Ganasnya pandemi Covid-19 menghantam kehidupan sosial ekonomi para waria. Mereka yang hidup sebagai pengamen, pekerja seks, pedagang, pengrajin, dan pekerjaan lainnya harus mencari cara untuk bertahan.
“PAS pandemi awal, saya cuma dapet Rp 3.000. Padahal saya GoJek dari kos ke Babarsari (untuk mengamen) Rp 10 ribu. Jalanan enggak ada orang. Ya, tapi saya bersyukur. Saya pulang juga dipinjamin ongkos,” cerita Jeny, pengamen transpuan berumur 38 tahun.
Menurut Jeny, pendapatan saat “konser” tidak mungkin kecil. Setidaknya cukup untuk makan. Hanya dalam keadaan tertentu penghasilan bisa terjun payung. Seperti pandemi ini. Sebelumnya, ia pernah mendapat penghasilan 6 digit dalam sehari.
Begitu juga dengan Endang, waria pekerja seks. Tamunya sepi. Seminggu hanya dua sampai tiga orang.
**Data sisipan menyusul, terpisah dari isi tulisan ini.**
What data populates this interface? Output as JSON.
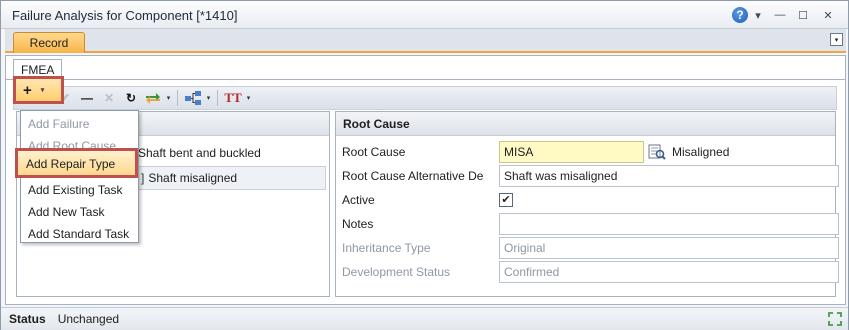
{
  "window": {
    "title": "Failure Analysis for Component [*1410]",
    "controls": {
      "help_glyph": "?",
      "help_caret": "▾",
      "minimize": "—",
      "maximize": "☐",
      "close": "✕"
    }
  },
  "tabs": {
    "record_label": "Record",
    "strip_menu_glyph": "▾",
    "sub_tab_label": "FMEA"
  },
  "toolbar": {
    "add_glyph": "+",
    "caret": "▾",
    "confirm_glyph": "✔",
    "remove_glyph": "—",
    "cancel_glyph": "✕",
    "refresh_glyph": "↻",
    "text_glyph": "TT",
    "icons": [
      "add-icon",
      "check-icon",
      "minus-icon",
      "cancel-icon",
      "refresh-icon",
      "swap-icon",
      "hierarchy-icon",
      "text-format-icon"
    ]
  },
  "add_menu": {
    "items": [
      {
        "label": "Add Failure",
        "enabled": false
      },
      {
        "label": "Add Root Cause",
        "enabled": false
      },
      {
        "label": "Add Repair Type",
        "enabled": true,
        "highlighted": true
      },
      {
        "label": "Add Existing Task",
        "enabled": true
      },
      {
        "label": "Add New Task",
        "enabled": true
      },
      {
        "label": "Add Standard Task",
        "enabled": true
      }
    ]
  },
  "tree": {
    "rows": [
      {
        "text": "Shaft bent and buckled"
      },
      {
        "text": "Shaft misaligned",
        "selected": true
      }
    ]
  },
  "root_cause": {
    "header": "Root Cause",
    "fields": {
      "root_cause": {
        "label": "Root Cause",
        "value": "MISA",
        "lookup_text": "Misaligned"
      },
      "alternative": {
        "label": "Root Cause Alternative De",
        "value": "Shaft was misaligned"
      },
      "active": {
        "label": "Active",
        "checked": true,
        "glyph": "✔"
      },
      "notes": {
        "label": "Notes",
        "value": ""
      },
      "inheritance": {
        "label": "Inheritance Type",
        "value": "Original"
      },
      "development": {
        "label": "Development Status",
        "value": "Confirmed"
      }
    }
  },
  "status": {
    "label": "Status",
    "value": "Unchanged"
  },
  "colors": {
    "accent_orange": "#f8b447",
    "highlight_red": "#c0504d",
    "lookup_yellow": "#fff9c4"
  }
}
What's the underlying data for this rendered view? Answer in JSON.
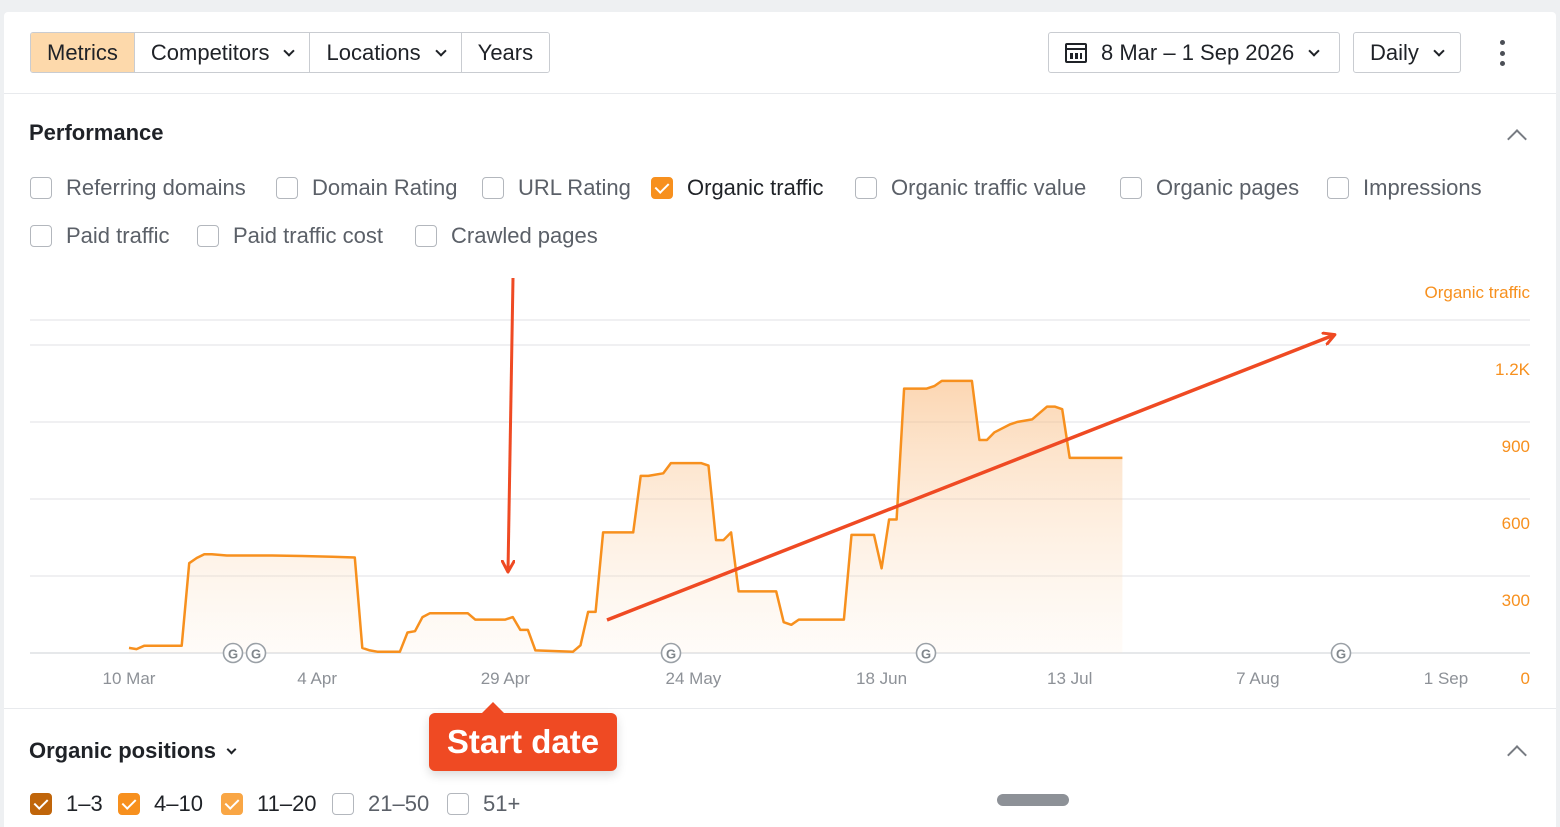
{
  "toolbar": {
    "tabs": [
      {
        "label": "Metrics",
        "active": true,
        "dropdown": false
      },
      {
        "label": "Competitors",
        "active": false,
        "dropdown": true
      },
      {
        "label": "Locations",
        "active": false,
        "dropdown": true
      },
      {
        "label": "Years",
        "active": false,
        "dropdown": false
      }
    ],
    "date_range": "8 Mar – 1 Sep 2026",
    "granularity": "Daily"
  },
  "performance": {
    "title": "Performance",
    "metrics": [
      {
        "label": "Referring domains",
        "checked": false
      },
      {
        "label": "Domain Rating",
        "checked": false
      },
      {
        "label": "URL Rating",
        "checked": false
      },
      {
        "label": "Organic traffic",
        "checked": true
      },
      {
        "label": "Organic traffic value",
        "checked": false
      },
      {
        "label": "Organic pages",
        "checked": false
      },
      {
        "label": "Impressions",
        "checked": false
      },
      {
        "label": "Paid traffic",
        "checked": false
      },
      {
        "label": "Paid traffic cost",
        "checked": false
      },
      {
        "label": "Crawled pages",
        "checked": false
      }
    ]
  },
  "chart_data": {
    "type": "area",
    "series": [
      {
        "name": "Organic traffic",
        "color": "#f7901e",
        "points": [
          [
            "2026-03-10",
            20
          ],
          [
            "2026-03-11",
            15
          ],
          [
            "2026-03-12",
            28
          ],
          [
            "2026-03-13",
            28
          ],
          [
            "2026-03-14",
            28
          ],
          [
            "2026-03-17",
            28
          ],
          [
            "2026-03-18",
            350
          ],
          [
            "2026-03-19",
            370
          ],
          [
            "2026-03-20",
            385
          ],
          [
            "2026-03-21",
            385
          ],
          [
            "2026-03-23",
            380
          ],
          [
            "2026-03-29",
            380
          ],
          [
            "2026-04-02",
            378
          ],
          [
            "2026-04-06",
            375
          ],
          [
            "2026-04-09",
            372
          ],
          [
            "2026-04-10",
            20
          ],
          [
            "2026-04-11",
            10
          ],
          [
            "2026-04-12",
            5
          ],
          [
            "2026-04-15",
            5
          ],
          [
            "2026-04-16",
            80
          ],
          [
            "2026-04-17",
            85
          ],
          [
            "2026-04-18",
            140
          ],
          [
            "2026-04-19",
            155
          ],
          [
            "2026-04-20",
            155
          ],
          [
            "2026-04-24",
            155
          ],
          [
            "2026-04-25",
            130
          ],
          [
            "2026-04-29",
            130
          ],
          [
            "2026-04-30",
            140
          ],
          [
            "2026-05-01",
            90
          ],
          [
            "2026-05-02",
            90
          ],
          [
            "2026-05-03",
            10
          ],
          [
            "2026-05-08",
            5
          ],
          [
            "2026-05-09",
            30
          ],
          [
            "2026-05-10",
            160
          ],
          [
            "2026-05-11",
            160
          ],
          [
            "2026-05-12",
            470
          ],
          [
            "2026-05-16",
            470
          ],
          [
            "2026-05-17",
            690
          ],
          [
            "2026-05-18",
            690
          ],
          [
            "2026-05-20",
            700
          ],
          [
            "2026-05-21",
            740
          ],
          [
            "2026-05-25",
            740
          ],
          [
            "2026-05-26",
            730
          ],
          [
            "2026-05-27",
            440
          ],
          [
            "2026-05-28",
            440
          ],
          [
            "2026-05-29",
            470
          ],
          [
            "2026-05-30",
            240
          ],
          [
            "2026-06-04",
            240
          ],
          [
            "2026-06-05",
            120
          ],
          [
            "2026-06-06",
            110
          ],
          [
            "2026-06-07",
            130
          ],
          [
            "2026-06-13",
            130
          ],
          [
            "2026-06-14",
            460
          ],
          [
            "2026-06-17",
            460
          ],
          [
            "2026-06-18",
            330
          ],
          [
            "2026-06-19",
            520
          ],
          [
            "2026-06-20",
            520
          ],
          [
            "2026-06-21",
            1030
          ],
          [
            "2026-06-24",
            1030
          ],
          [
            "2026-06-25",
            1040
          ],
          [
            "2026-06-26",
            1060
          ],
          [
            "2026-06-27",
            1060
          ],
          [
            "2026-06-30",
            1060
          ],
          [
            "2026-07-01",
            830
          ],
          [
            "2026-07-02",
            830
          ],
          [
            "2026-07-03",
            860
          ],
          [
            "2026-07-05",
            890
          ],
          [
            "2026-07-06",
            900
          ],
          [
            "2026-07-08",
            910
          ],
          [
            "2026-07-10",
            960
          ],
          [
            "2026-07-11",
            960
          ],
          [
            "2026-07-12",
            950
          ],
          [
            "2026-07-13",
            760
          ],
          [
            "2026-07-14",
            760
          ],
          [
            "2026-07-20",
            760
          ]
        ]
      }
    ],
    "x_ticks": [
      "10 Mar",
      "4 Apr",
      "29 Apr",
      "24 May",
      "18 Jun",
      "13 Jul",
      "7 Aug",
      "1 Sep"
    ],
    "y_ticks": [
      "0",
      "300",
      "600",
      "900",
      "1.2K"
    ],
    "ylim": [
      0,
      1200
    ],
    "y_axis_title": "Organic traffic",
    "y_axis_side": "right",
    "grid": true,
    "event_marker_icon": "google-update-icon",
    "event_marker_count": 5
  },
  "annotations": {
    "callout_label": "Start date",
    "arrow_color": "#ef4a23"
  },
  "positions": {
    "title": "Organic positions",
    "ranges": [
      {
        "label": "1–3",
        "checked": true,
        "style": "dark"
      },
      {
        "label": "4–10",
        "checked": true,
        "style": "on"
      },
      {
        "label": "11–20",
        "checked": true,
        "style": "light"
      },
      {
        "label": "21–50",
        "checked": false,
        "style": ""
      },
      {
        "label": "51+",
        "checked": false,
        "style": ""
      }
    ]
  }
}
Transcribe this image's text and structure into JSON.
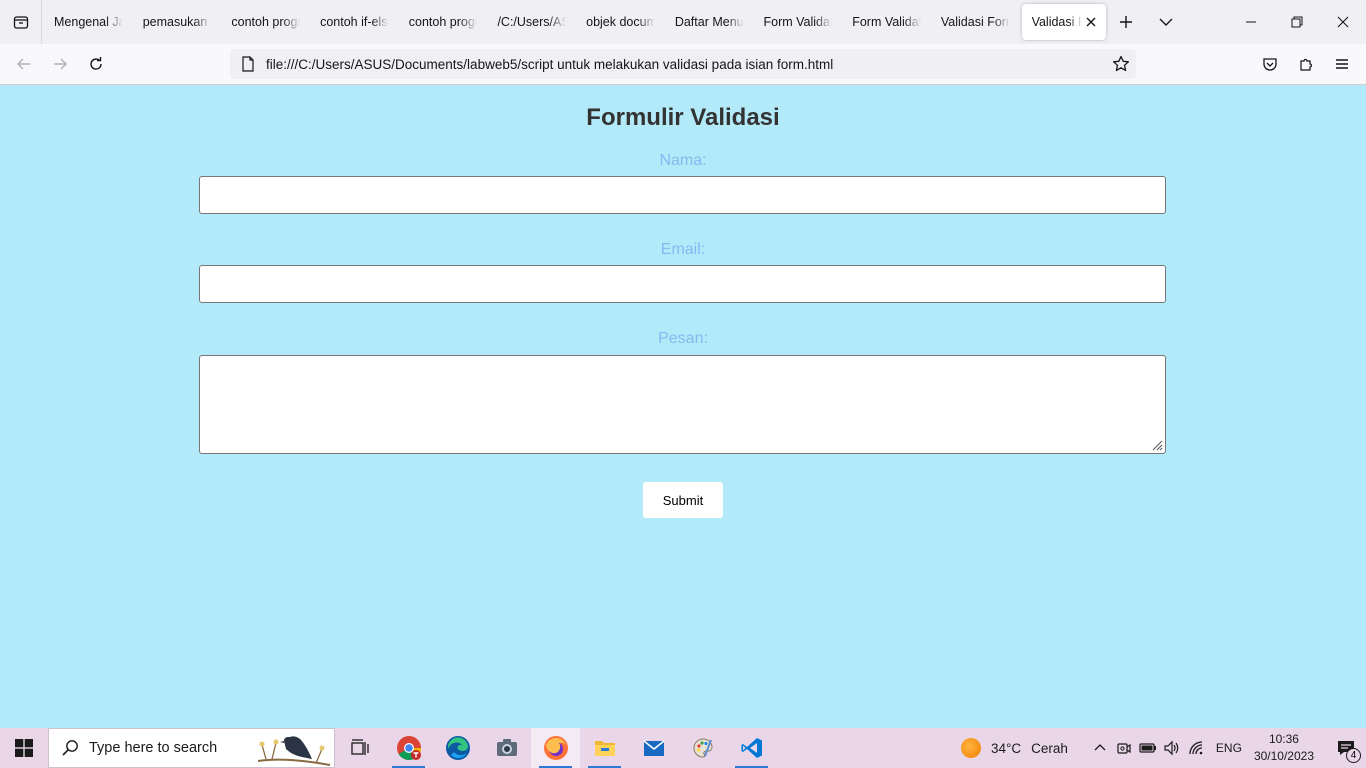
{
  "browser": {
    "tabs": [
      {
        "label": "Mengenal JavaScript"
      },
      {
        "label": "pemasukan data"
      },
      {
        "label": "contoh program"
      },
      {
        "label": "contoh if-else"
      },
      {
        "label": "contoh program"
      },
      {
        "label": "/C:/Users/ASUS"
      },
      {
        "label": "objek document"
      },
      {
        "label": "Daftar Menu"
      },
      {
        "label": "Form Validation"
      },
      {
        "label": "Form Validation"
      },
      {
        "label": "Validasi Form"
      },
      {
        "label": "Validasi Form",
        "active": true
      }
    ],
    "url": "file:///C:/Users/ASUS/Documents/labweb5/script untuk melakukan validasi pada isian form.html"
  },
  "page": {
    "title": "Formulir Validasi",
    "fields": {
      "nama_label": "Nama:",
      "nama_value": "",
      "email_label": "Email:",
      "email_value": "",
      "pesan_label": "Pesan:",
      "pesan_value": ""
    },
    "submit_label": "Submit"
  },
  "taskbar": {
    "search_placeholder": "Type here to search",
    "weather_temp": "34°C",
    "weather_condition": "Cerah",
    "language": "ENG",
    "time": "10:36",
    "date": "30/10/2023",
    "notification_count": "4"
  },
  "colors": {
    "page_background": "#b3eaf9",
    "label_color": "#86b9f1",
    "title_color": "#333333",
    "taskbar_background": "#e9d6e8"
  }
}
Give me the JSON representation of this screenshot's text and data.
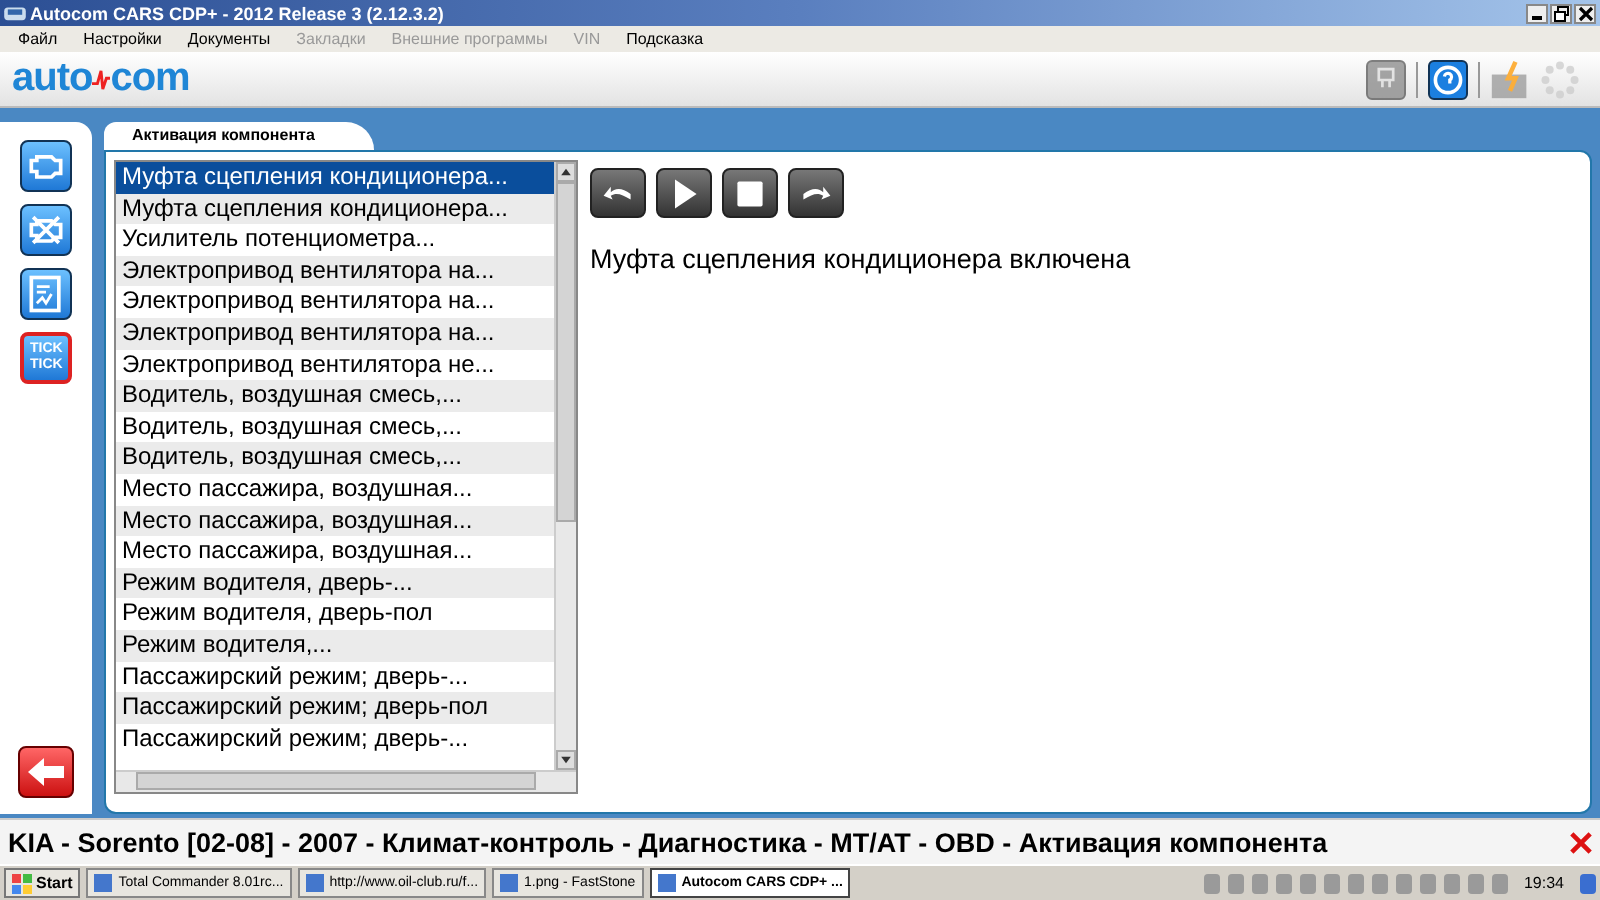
{
  "window": {
    "title": "Autocom CARS CDP+ - 2012 Release 3 (2.12.3.2)"
  },
  "menu": [
    {
      "label": "Файл",
      "disabled": false
    },
    {
      "label": "Настройки",
      "disabled": false
    },
    {
      "label": "Документы",
      "disabled": false
    },
    {
      "label": "Закладки",
      "disabled": true
    },
    {
      "label": "Внешние программы",
      "disabled": true
    },
    {
      "label": "VIN",
      "disabled": true
    },
    {
      "label": "Подсказка",
      "disabled": false
    }
  ],
  "logo": {
    "left": "auto",
    "right": "com"
  },
  "toolbar": [
    {
      "kind": "obd",
      "disabled": true
    },
    {
      "kind": "help",
      "disabled": false
    },
    {
      "kind": "battery",
      "disabled": true
    },
    {
      "kind": "spinner",
      "disabled": true
    }
  ],
  "sidebar": {
    "items": [
      {
        "kind": "engine",
        "selected": false
      },
      {
        "kind": "engine-off",
        "selected": false
      },
      {
        "kind": "graph",
        "selected": false
      },
      {
        "kind": "tick",
        "label": "TICK TICK",
        "selected": true
      }
    ]
  },
  "tab": {
    "label": "Активация компонента"
  },
  "components": [
    {
      "label": "Муфта сцепления кондиционера...",
      "selected": true
    },
    {
      "label": "Муфта сцепления кондиционера...",
      "selected": false
    },
    {
      "label": "Усилитель потенциометра...",
      "selected": false
    },
    {
      "label": "Электропривод вентилятора на...",
      "selected": false
    },
    {
      "label": "Электропривод вентилятора на...",
      "selected": false
    },
    {
      "label": "Электропривод вентилятора на...",
      "selected": false
    },
    {
      "label": "Электропривод вентилятора не...",
      "selected": false
    },
    {
      "label": "Водитель, воздушная смесь,...",
      "selected": false
    },
    {
      "label": "Водитель, воздушная смесь,...",
      "selected": false
    },
    {
      "label": "Водитель, воздушная смесь,...",
      "selected": false
    },
    {
      "label": "Место пассажира, воздушная...",
      "selected": false
    },
    {
      "label": "Место пассажира, воздушная...",
      "selected": false
    },
    {
      "label": "Место пассажира, воздушная...",
      "selected": false
    },
    {
      "label": "Режим водителя, дверь-...",
      "selected": false
    },
    {
      "label": "Режим водителя, дверь-пол",
      "selected": false
    },
    {
      "label": "Режим водителя,...",
      "selected": false
    },
    {
      "label": "Пассажирский режим; дверь-...",
      "selected": false
    },
    {
      "label": "Пассажирский режим; дверь-пол",
      "selected": false
    },
    {
      "label": "Пассажирский режим; дверь-...",
      "selected": false
    }
  ],
  "controls": [
    {
      "kind": "prev"
    },
    {
      "kind": "play"
    },
    {
      "kind": "stop"
    },
    {
      "kind": "next"
    }
  ],
  "message": "Муфта сцепления кондиционера включена",
  "status_bar": {
    "path": "KIA - Sorento [02-08] - 2007 - Климат-контроль - Диагностика - MT/AT - OBD - Активация компонента"
  },
  "taskbar": {
    "start": "Start",
    "tasks": [
      {
        "label": "Total Commander 8.01rc...",
        "selected": false
      },
      {
        "label": "http://www.oil-club.ru/f...",
        "selected": false
      },
      {
        "label": "1.png - FastStone",
        "selected": false
      },
      {
        "label": "Autocom CARS CDP+ ...",
        "selected": true
      }
    ],
    "clock": "19:34"
  }
}
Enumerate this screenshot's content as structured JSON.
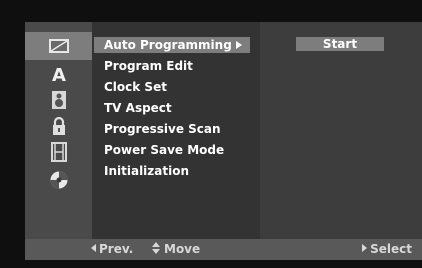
{
  "sidebar": {
    "icons": [
      {
        "name": "tv-setup-icon",
        "active": true
      },
      {
        "name": "language-icon",
        "glyph": "A"
      },
      {
        "name": "audio-speaker-icon"
      },
      {
        "name": "lock-icon"
      },
      {
        "name": "film-icon"
      },
      {
        "name": "disc-icon"
      }
    ]
  },
  "menu": {
    "items": [
      "Auto Programming",
      "Program Edit",
      "Clock Set",
      "TV Aspect",
      "Progressive Scan",
      "Power Save Mode",
      "Initialization"
    ],
    "selected_index": 0
  },
  "submenu": {
    "start_label": "Start"
  },
  "footer": {
    "prev_label": "Prev.",
    "move_label": "Move",
    "select_label": "Select"
  },
  "colors": {
    "background": "#0f0f0f",
    "panel": "#3a3a3a",
    "highlight": "#7d7d7d",
    "footer": "#595959",
    "text": "#ffffff"
  }
}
Dulu, ia bisa mendapat tamu 10 orang dalam semalam.
“Tapi aku bertahan. Emang pandemic ini ’ujian’ untuk kita semua. Walaupun aku berhubungan, yang laki pakai masker. Aku juga pake masker,” cerita Endang.
Ketika pandemi tiba di Indonesia pada Maret 2020, para waria di Yogyakarta sama sekali belum memiliki gambaran tentang Covid-19. Mereka juga tidak tahu apa yang harus dilakukan.
Shinta Ratri, waria pemimpin pondok pesantren Al-Fatah mengimbau para waria untuk menetap di pondok. Jumlahnya sekitar 13 orang. Semuanya kehilangan pekerjaan. Mereka lebih aman di Al-Fatah. Sebab, kebutuhan makanan tersedia. Shinta juga menambah stok beras, mi, hingga peralatan mandi untuk kawan waria. Mereka mengisi waktu “libur” dengan berkreasi membuat prada dan manik-manik.
Namun, masih ada beberapa waria yang nekat kerja. Sebab, tidak ada uang, berarti tidak bisa membayar uang kos. Mereka menerobos kampung yang “ lockdown ” supaya bisa keluar.
“Bantuan sosial (Bansos) pemerintah tidak sampai. Masyarakat biasa di sini aja enggak dapet , apalagi waria. Kami tidak menggantungkan bantuan dari pemerintah. Kami bergerak sendiri, makanya kita bisa melewati krisis itu,” tutur Shinta.
Dengan bantuan komunitas, lembaga sosial, dan beberapa universitas, Al-Fatah berhasil menggalang dana untuk menunjang kehidupan para waria selama pandemi.
Dari hasil donasi itu, Al-Fatah mengadakan program sembako. Mereka membagikannya tiap bulan. Tak hanya terbatas untuk para waria. Namun juga untuk masyarakat umum. Mereka sengaja menyisihkan uang belanja untuk bisa membuat paket sembako lebih banyak. Satu paket yang seharga Rp 100 ribu, hanya dibelikan Rp 70 ribu. Lebihnya, dibagikan kepada tetangga.
’’Di samping bisa membagi ke kawan komunitas, kita juga bisa membantu masyarakat sekitar ini. Itu saat bermanfaat,” kata Shinta. Sembako masih disalurkan hingga kini. Rencananya, selesai pada November 2021.
Seminggu sekali, mereka mengadakan program dapur umum. Nasi box dibagikan di lima titik komunitas. Ada Bantul, Kulon Progo, Kota Gede (Al-Fatah), Kota Yogyakarta (Kebaya), dan Jalan Solo. Selain untuk kawan waria, mereka juga berbagi ke masyarakat sekitar.
Para waria bertahan dalam kemandiriannya. Saat hand-sanitizer langka, mereka dapat menyetok persediaan sendiri. Al-Fatah mendapatkan pelatihan produksi hand-sanitizer bersama fasilitator juga pemateri dari perusahaan farmasi.
Sebenarnya, para waria baru “berjatuhan” ketika gelombang kedua Covid-19 pada Juni lalu. Kegiatan rutin Al-Fatah juga terpaksa rehat. Kebanyakan dari mereka isolasi mandiri (isoman) di kediaman masing-masing. Waria dengan kondisi parah baru dilarikan ke rumah sakit.